Waar nodig moet er maatwerk worden geboden, maar een betalingsregeling moet wel passen binnen de uitspraak van de rechter en kan daarom niet zodanig soepel zijn dat er de facto van een gedeeltelijke kwijtschelding sprake is. Blijkens een arrest van het Hof Den Haag van 21 augustus 20094 kan in bepaalde gevallen het onvermogen van de veroordeelde om een op te leggen schadevergoedingsmaatregel te betalen, leiden tot een matiging van deze maatregel. Het CJIB kan het bedrag van de schadevergoeding niet matigen. Het nieuwe betalingsregelingenbeleid dat is opgenomen bij de Aanwijzing executie verruimt de mogelijkheden voor het CJIB om een passende betalingstermijn af te spreken. Afhankelijk van de draagkracht kan deze termijn tot 36 maanden worden verlengd, maar ook langer als dat in een schrijnend geval nodig is. In het geval van betrokkene bleek echter dat zelfs wanneer de volledige periode binnen de executieverjaringstermijn (die eindigt op 4 december 2025) zou worden benut, dit alsnog in een voor haar niet op te brengen maandbedrag zou resulteren. In dit geval zal daarom de door de rechter opgelegde vervangende hechtenis dienen te worden geëxecuteerd. Het CJIB is bereid om met betrokkene (en/of haar raadsman) in overleg te treden teneinde de uitvoering toe te lichten.
Zie antwoord vraag 5.
Zie antwoord vraag 5.
Ik ben niet van mening dat de beoordelingsruimte voor het CJIB te beperkt is. De rechter heeft, zoals blijkt uit het in mijn antwoord op vraag 5–7 aangehaalde arrest van het Hof Den Haag, ruimte om de opgelegde maatregel te matigen als deze onbetaalbaar is voor de veroordeelde.
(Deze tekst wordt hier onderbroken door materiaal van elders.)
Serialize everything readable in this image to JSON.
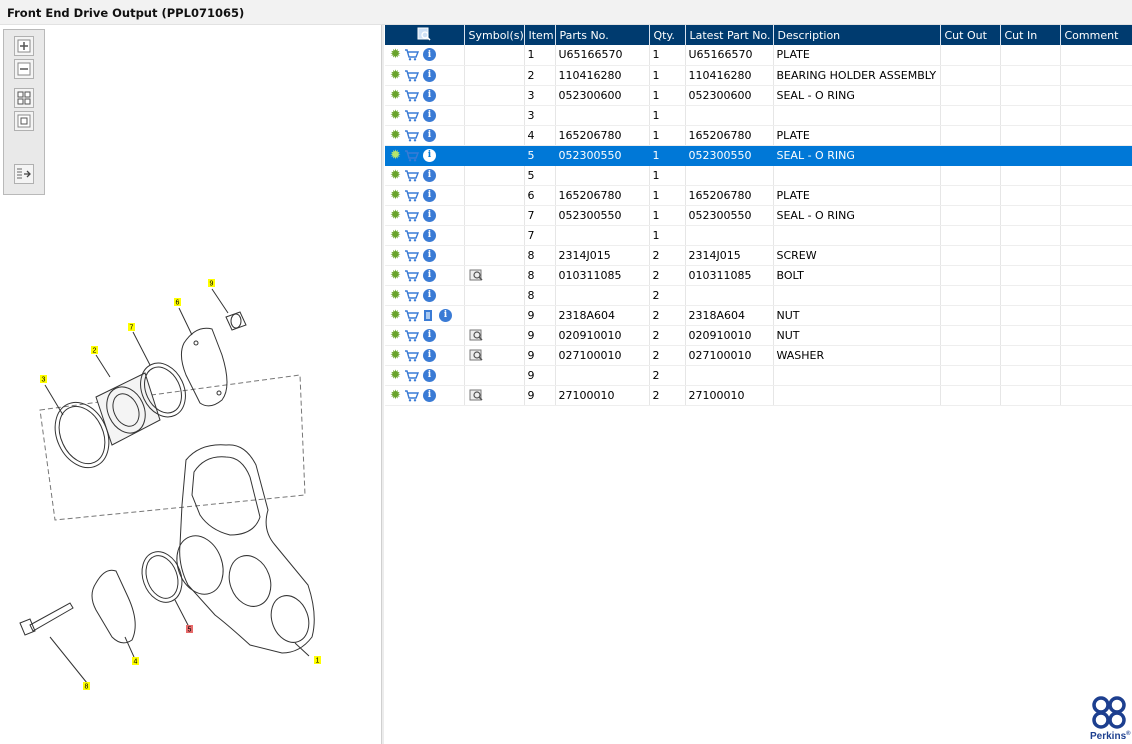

Het is niet aan het CJIB om aan het oordeel van de rechter te tornen. De beoordelingsruimte van het CJIB ziet op de effectieve en niet onnodig ontwrichtende wijze van toepassing van dit instrumentarium. Ik zie in de casus van mevrouw geen reden om de beoordelingsruimte voor het CJIB aan te passen of om beleidsregels en wetgeving aan te passen.
Zie antwoord vraag 8.
Het feit dat hechtenis voor de samenleving aanzienlijke kosten met zich mee brengt, kan geen doorslaggevende rol spelen in de afweging of een rechterlijk oordeel ten uitvoer moet worden gelegd.
Zoals vermeld in mijn antwoord op vraag 5–7 is het CJIB bereid om met betrokkenen te overleggen over de ten uitvoerlegging van de vervangende hechtenis.
Hierbij deel ik u mede dat de schriftelijke vragen van het lid Karabulut (SP) van uw Kamer over het toepassen van vervangende hechtenis door het Centraal Justitieel Incasso Bureau (CJIB) (ingezonden 8 juli 2010) niet binnen de gebruikelijke termijn kunnen worden beantwoord, aangezien nog niet alle benodigde informatie is ontvangen. Ik streef ernaar de vragen zo spoedig mogelijk te beantwoorden.